Data Pipelines & Analytics
ETL, warehouse, BI, and attribution — one source of truth for your business.
· Reviewed by senior engineers
01 What it is
What this service is
Data pipelines are the plumbing that moves data from operational systems (your app, CRM, payment provider, ad accounts) into a warehouse where analytics can be done at scale. The warehouse is Snowflake, BigQuery, Redshift, or Databricks. The BI layer is Looker, Metabase, Mode, or Hex.
Devinsta builds the full stack: extraction (Fivetran, Airbyte, or custom), transformation (dbt), warehouse, BI, and the reverse-ETL layer that pushes insights back into operational tools (HubSpot, Customer.io).
02 What it's for
What it's for
You need this when leadership is making decisions from spreadsheets that nobody trusts, when product analytics is fragmented across PostHog, Amplitude, and GA, or when finance and ops can't agree on a single number for revenue or LTV.
03 How to use it
How to engage devinsta
Discovery maps the data landscape and the questions the business needs to answer. We then ship in phases — extraction first, then transformation, then BI, then reverse-ETL — with usable outputs at each phase.
04 How to deploy
How we deploy it
Pipelines deploy as code (dbt projects, Airbyte connections, custom Airflow / Dagster). The warehouse and BI run as managed SaaS. Cost is monitored per pipeline; SLAs are documented; data quality tests run on every dbt build.

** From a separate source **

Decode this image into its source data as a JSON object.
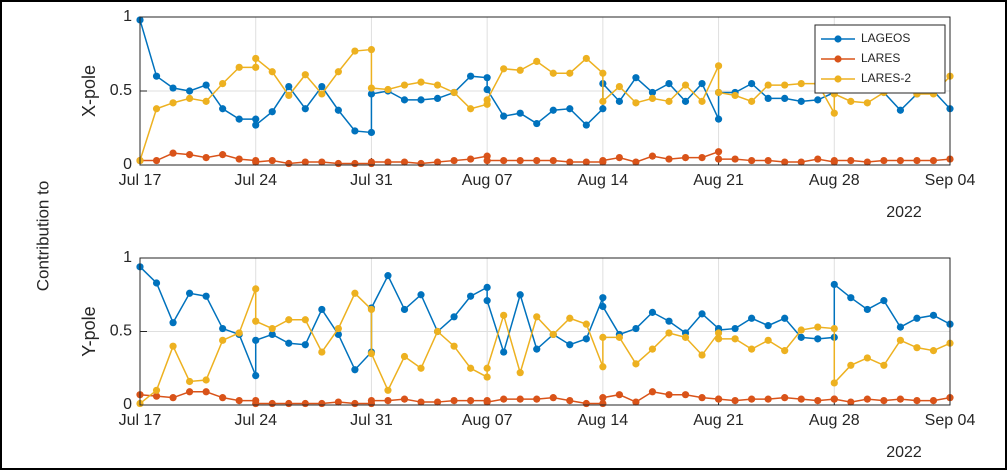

GDPR / CCPA / LGPD compliance is baked into the schema design — PII is segregated, retention is automated, and deletion requests propagate across the stack.
05 What we provide
What you get from us
- Data architecture and warehouse setup
- Extraction via Fivetran / Airbyte / custom
- Transformation in dbt with tests and lineage
- BI dashboards in Looker / Metabase / Hex
- Reverse-ETL to operational tools
- Attribution and LTV modelling
- Data governance and PII handling
- Cost monitoring and optimisation
FAQ
Common questions
Snowflake, BigQuery, or Redshift?
Snowflake is the safe default for most teams. BigQuery wins if you're heavy on Google Ads / GA4 and want zero-copy integration. Redshift is mostly chosen when AWS-everything is policy. We pick during architecture review.
Do we need a data team?
Not necessarily. We can run the stack as a managed service initially, then hand over to an internal hire. For smaller teams, an analytics engineer (one role) is usually enough.
Can you replace our PostHog / Amplitude?
Often yes — a properly instrumented warehouse + BI replaces most of what product analytics tools do, at a fraction of the cost. We keep specialist tools where their UX is genuinely better (session replay, funnel exploration).